While Olipop packs a punch in terms of digestive health, the company takes it easy on the calorie and sugar content. Each can contains 35 to 45 calories and uses a combo of Stevia and cassava root syrup to keep its added sugar content between 2 and 5g. And although its tasty flavors like cherry vanilla and classic root beer make it even more tempting to slurp down multiple cans in a sitting, Gans cautions against doing so. “Be aware that 9g is a lot of fiber in a drink, especially for those drinking more than one of these a day,” she says. “The average person is not getting enough fiber, but I’d like to see them getting it from fruits, vegetables, and 100-percent whole grains rather than getting it from one of these alternative sodas.” (BTW, here's what happens if you eat *too much* fiber.)
With its line of 12 bold flavors, ranging from cherry pop and strawberry basil to gingery ale and blackberry jam, United Sodas of America has a fizzy drink fit for every taste bud. Each can of healthy soda contains only 30 calories and 6g added sugar, which comes from organic cane sugar. (FYI, organic cane sugar doesn’t have any nutritional difference from conventionally grown cane sugar, so don’t let the language convince you it’s any better for you, says Gans.)
Further down United Sodas of America’s ingredient lists are “natural flavors” and sweeteners Stevia and erythritol, a sugar alcohol that’s calorie-free and doesn’t raise blood sugar levels. Unlike other sugar alcohols, such as sorbitol, this sweetener typically doesn’t cause any digestive upset or discomfort, says Gans. “I don’t really see erythritol as a red flag; however, some people who might not want to consume any sugar alcohols should be aware that it’s an ingredient,” she explains. (See: Are Sugar Alcohols Healthy?)

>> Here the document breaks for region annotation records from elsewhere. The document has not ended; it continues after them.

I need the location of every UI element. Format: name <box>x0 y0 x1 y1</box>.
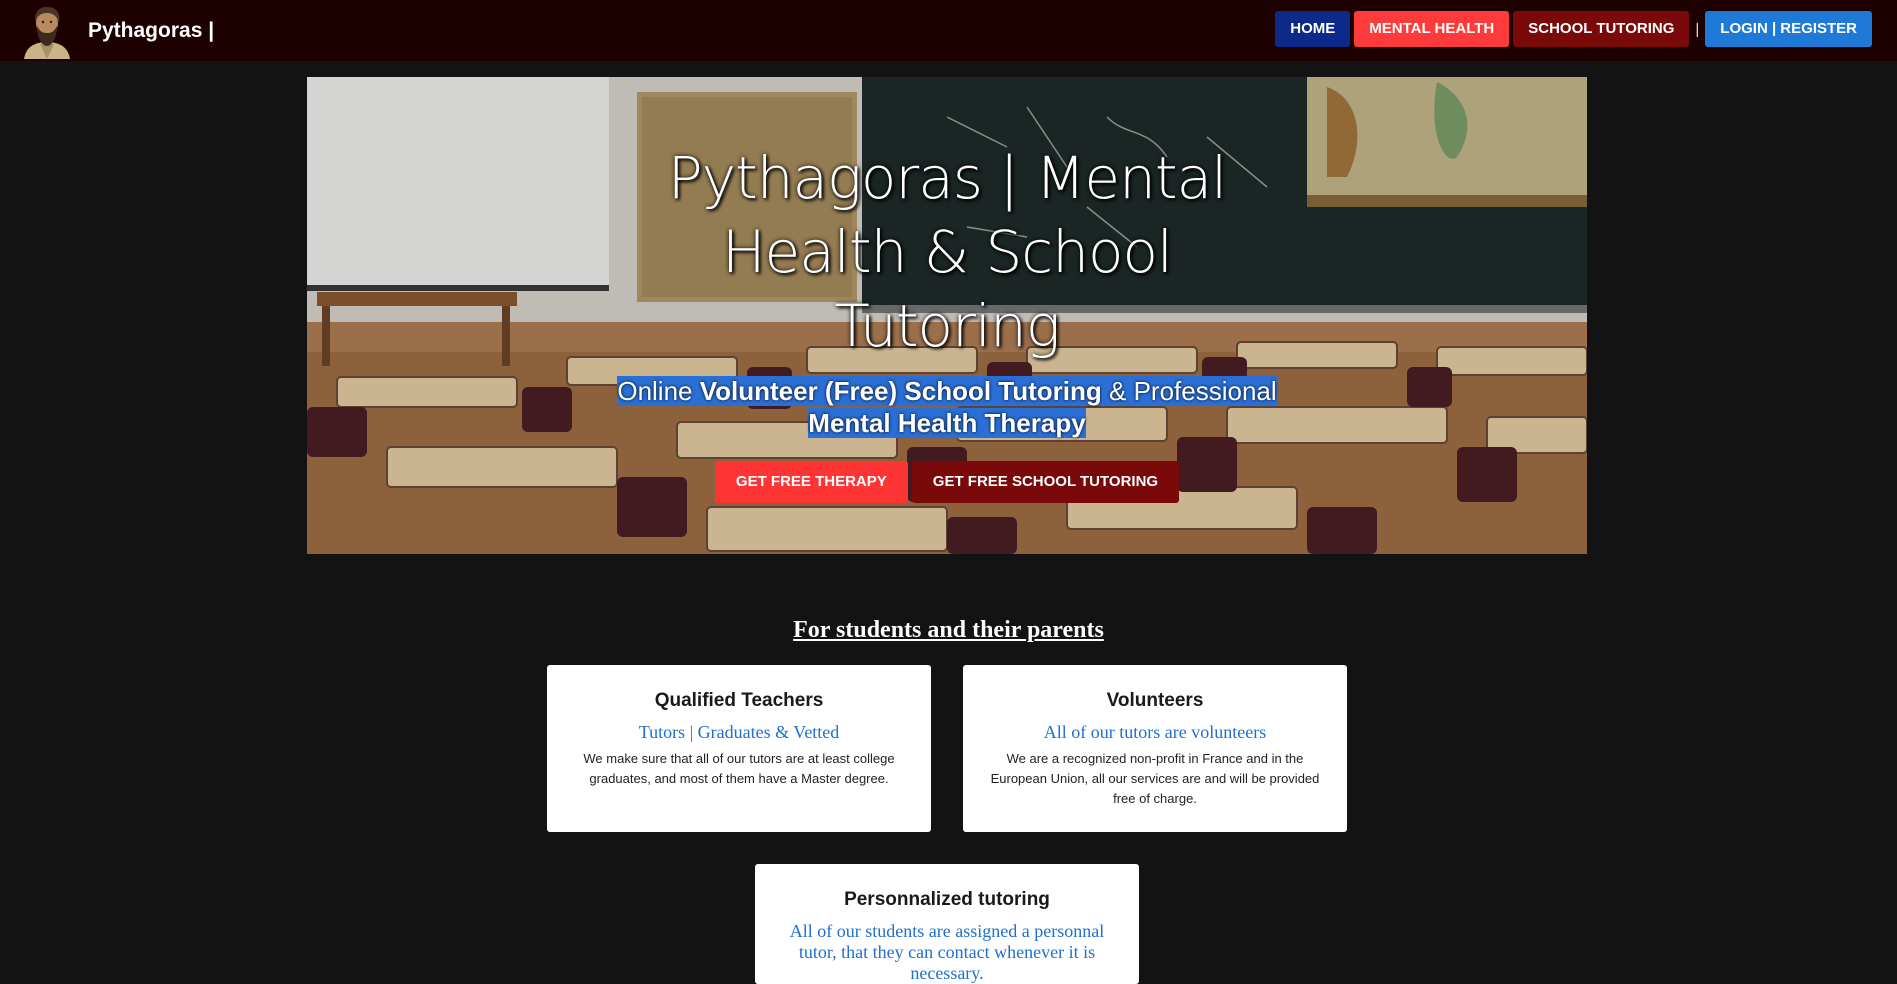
get-free-school-tutoring-button[interactable]: GET FREE SCHOOL TUTORING <box>911 461 1180 503</box>
hero-subtitle-therapy: Mental Health Therapy <box>808 408 1086 438</box>
get-free-therapy-button[interactable]: GET FREE THERAPY <box>714 461 908 503</box>
card-text: We are a recognized non-profit in France… <box>990 751 1320 806</box>
card-title: Volunteers <box>1106 690 1204 711</box>
nav-school-tutoring-button[interactable]: SCHOOL TUTORING <box>1513 11 1690 47</box>
feature-card-qualified-teachers: Qualified Teachers Tutors | Graduates & … <box>547 665 931 832</box>
nav-home-button[interactable]: HOME <box>1275 11 1351 47</box>
card-title: Qualified Teachers <box>654 690 824 711</box>
card-subtitle: Tutors | Graduates & Vetted <box>638 722 840 742</box>
card-subtitle: All of our tutors are volunteers <box>1043 722 1267 742</box>
feature-card-volunteers: Volunteers All of our tutors are volunte… <box>963 665 1347 832</box>
nav-mental-health-button[interactable]: MENTAL HEALTH <box>1354 11 1510 47</box>
card-text: We make sure that all of our tutors are … <box>583 751 895 786</box>
brand-name: Pythagoras | <box>88 19 215 42</box>
nav-separator: | <box>1695 20 1700 38</box>
hero-subtitle: Online Volunteer (Free) School Tutoring … <box>597 375 1297 439</box>
pythagoras-logo-icon <box>18 3 76 59</box>
brand-link[interactable]: Pythagoras | <box>18 3 214 59</box>
hero-subtitle-part3: & Professional <box>1101 376 1277 406</box>
main-nav: HOME MENTAL HEALTH SCHOOL TUTORING | LOG… <box>1275 11 1872 47</box>
top-navbar: Pythagoras | HOME MENTAL HEALTH SCHOOL T… <box>0 0 1897 61</box>
hero-title: Pythagoras | Mental Health & School Tuto… <box>667 144 1228 360</box>
hero-subtitle-part1: Online <box>617 376 700 406</box>
hero-actions: GET FREE THERAPY GET FREE SCHOOL TUTORIN… <box>307 461 1587 503</box>
nav-login-register-button[interactable]: LOGIN | REGISTER <box>1705 11 1872 47</box>
hero-banner: Pythagoras | Mental Health & School Tuto… <box>307 77 1587 554</box>
card-title: Personnalized tutoring <box>844 889 1050 910</box>
feature-card-personalized-tutoring: Personnalized tutoring All of our studen… <box>755 864 1139 984</box>
hero-subtitle-tutoring: Volunteer (Free) School Tutoring <box>699 376 1102 406</box>
section-title: For students and their parents <box>793 617 1104 643</box>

Free of any added sugars or sugar alcohols, New Wave Soda gets its craveable sweetness — and Fruity Pebbles-esque flavors — straight from fruit juices. In fact, 15 percent of each drink is fruit juice concentrate, with the remainder being sparkling water. To give the drink a small shot of energy, the company adds caffeine sourced from coffee cherries (the fruit that surrounds a coffee bean). Talk about a short, sweet, and ingredient list, right?
Along the same line as its healthy soda counterparts, New Wave’s tangerine-, apple-, or blackberry-flavored bubbly beverages have 25 calories per can. Gans’ favorite feature of the healthy soda, though, is that the drink's caffeine content (which is a little less than half the amount you’d get in an 8-oz cup of coffee) is printed right on the can. Just by reading the label, you’ll know exactly what you're guzzling down and if your body can handle that amount of caffeine, she says.
If OG soda flavors like root beer and ginger ale just don’t hit the spot for you, Poppi is here to satisfy your void. The company uses sparkling water, apple cider vinegar, fruit juices, cane sugar, and stevia to concoct fizzy drinks that taste like legit popsicles, including watermelon-, blueberry-, and strawberry rose-flavored varieties. Each can of the healthy soda is 15 to 20 calories, 4g of added sugar, and has a dose of good-for-gut prebiotics from the apple cider vinegar. (Reminder: Those are just a bonus, and you should still try to get your prebiotics from whole fruits and veggies first, says Gans.)